8. Carsyn Fearday (Effingham): Fearday is one of the most clutch players Effingham has developed. Fearday helped lead Effingham to back-to-back Elite 8 appearances in 2018 and 2019. As a sophomore, Fearday led Effingham to a tournament title over Charleston and won MVP honors. Fearday was an eventual All-American at Lake Land College.
7. Anya Covington (Edwardsville): Helped lead Edwardsville to back-to-back tournament championships in 2006 and 2007. Covington finished as the school’s all-time rebounder, and played four years at the University of Wisconsin, finishing her senior year as an honorable-all Big Ten selection in 2012.
6. Emily Maggert (Paris): Led Paris to a title in 2004 and played well in a year that Edwardsville won to be named MVP again in 2006. Maggert, a Ball State recruit, led the 29-3 Paris team that qualified for state.
5. Stephanie Harper & Morgan Sherwood (Charleston): It is impossible to say one is better than the other. Harper is one of a handful of players to ever finish her career with at least 1,000 career points and 1,000 career rebounds. Sherwood is one of three players to be named MVP twice and she is the school’s all-time point holder.

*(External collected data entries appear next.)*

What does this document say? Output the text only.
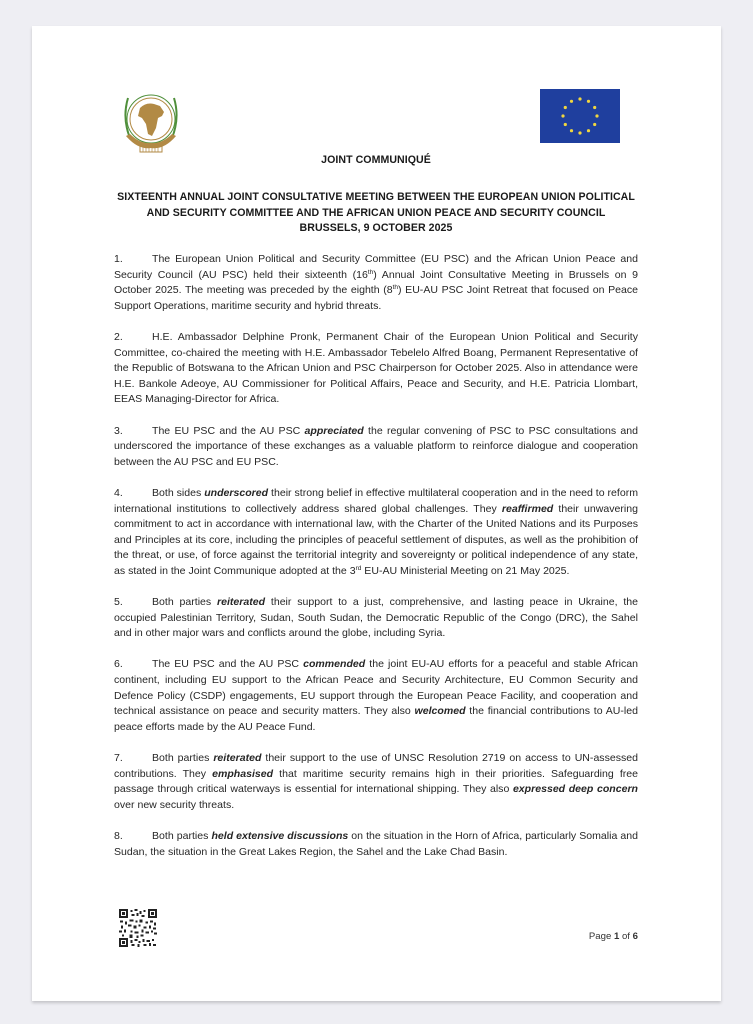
JOINT COMMUNIQUÉ
SIXTEENTH ANNUAL JOINT CONSULTATIVE MEETING BETWEEN THE EUROPEAN UNION POLITICAL
AND SECURITY COMMITTEE AND THE AFRICAN UNION PEACE AND SECURITY COUNCIL
BRUSSELS, 9 OCTOBER 2025

1.	The European Union Political and Security Committee (EU PSC) and the African Union Peace and Security Council (AU PSC) held their sixteenth (16th) Annual Joint Consultative Meeting in Brussels on 9 October 2025. The meeting was preceded by the eighth (8th) EU-AU PSC Joint Retreat that focused on Peace Support Operations, maritime security and hybrid threats.

2.	H.E. Ambassador Delphine Pronk, Permanent Chair of the European Union Political and Security Committee, co-chaired the meeting with H.E. Ambassador Tebelelo Alfred Boang, Permanent Representative of the Republic of Botswana to the African Union and PSC Chairperson for October 2025. Also in attendance were H.E. Bankole Adeoye, AU Commissioner for Political Affairs, Peace and Security, and H.E. Patricia Llombart, EEAS Managing-Director for Africa.

3.	The EU PSC and the AU PSC appreciated the regular convening of PSC to PSC consultations and underscored the importance of these exchanges as a valuable platform to reinforce dialogue and cooperation between the AU PSC and EU PSC.

4.	Both sides underscored their strong belief in effective multilateral cooperation and in the need to reform international institutions to collectively address shared global challenges. They reaffirmed their unwavering commitment to act in accordance with international law, with the Charter of the United Nations and its Purposes and Principles at its core, including the principles of peaceful settlement of disputes, as well as the prohibition of the threat, or use, of force against the territorial integrity and sovereignty or political independence of any state, as stated in the Joint Communique adopted at the 3rd EU-AU Ministerial Meeting on 21 May 2025.

5.	Both parties reiterated their support to a just, comprehensive, and lasting peace in Ukraine, the occupied Palestinian Territory, Sudan, South Sudan, the Democratic Republic of the Congo (DRC), the Sahel and in other major wars and conflicts around the globe, including Syria.

6.	The EU PSC and the AU PSC commended the joint EU-AU efforts for a peaceful and stable African continent, including EU support to the African Peace and Security Architecture, EU Common Security and Defence Policy (CSDP) engagements, EU support through the European Peace Facility, and cooperation and technical assistance on peace and security matters. They also welcomed the financial contributions to AU-led peace efforts made by the AU Peace Fund.

7.	Both parties reiterated their support to the use of UNSC Resolution 2719 on access to UN-assessed contributions. They emphasised that maritime security remains high in their priorities. Safeguarding free passage through critical waterways is essential for international shipping. They also expressed deep concern over new security threats.

8.	Both parties held extensive discussions on the situation in the Horn of Africa, particularly Somalia and Sudan, the situation in the Great Lakes Region, the Sahel and the Lake Chad Basin.

Page 1 of 6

4. Jodi Heiden (Altamont): Leading Altamont to back-to-back championships in 1998 and 1999, Heiden at one point was averaging 28.0 points and 13.8 rebounds a game. The six-foot center eventually played at Southern Illinois University-Carbondale.
3. Shae Littleford (Charleston): Littleford carried Charleston to a tournament championship in 2018 by having one of the best offensive streaks ever in a tournament. She scored 35 points twice against Springfield Sacred Heart-Griffin and Tri-County. Then, she added 25 points against Effingham in a 45-43 win that sent CHS to the title game. Altogether, she scored 131 points in three days and averaged 26.2 points over five games, which included three wins over state-ranked teams. Littleford won MVP and is set to continue her career at UT-Martin.
2. Amy Niebrugge (Teutopolis): The 1995 MVP had a stellar career at McKendree University where she became the school’s leader in points (2,245), rebounds (1,107), and field goals (995). She was instrumental in leading the team to NAIA Division I National Championship appearances in 1998 and 1999. In high school, she was just as talented.
1. Brittany Johnson (Olney): She eventually became the winner of Ms. Illinois Basketball 2007 and played at Ohio State University. Johnson was the career record holder for points in Illinois until that record was broken in 2014. She averaged 36.4 points per game her senior year and was the holiday tournament MVP as a freshman.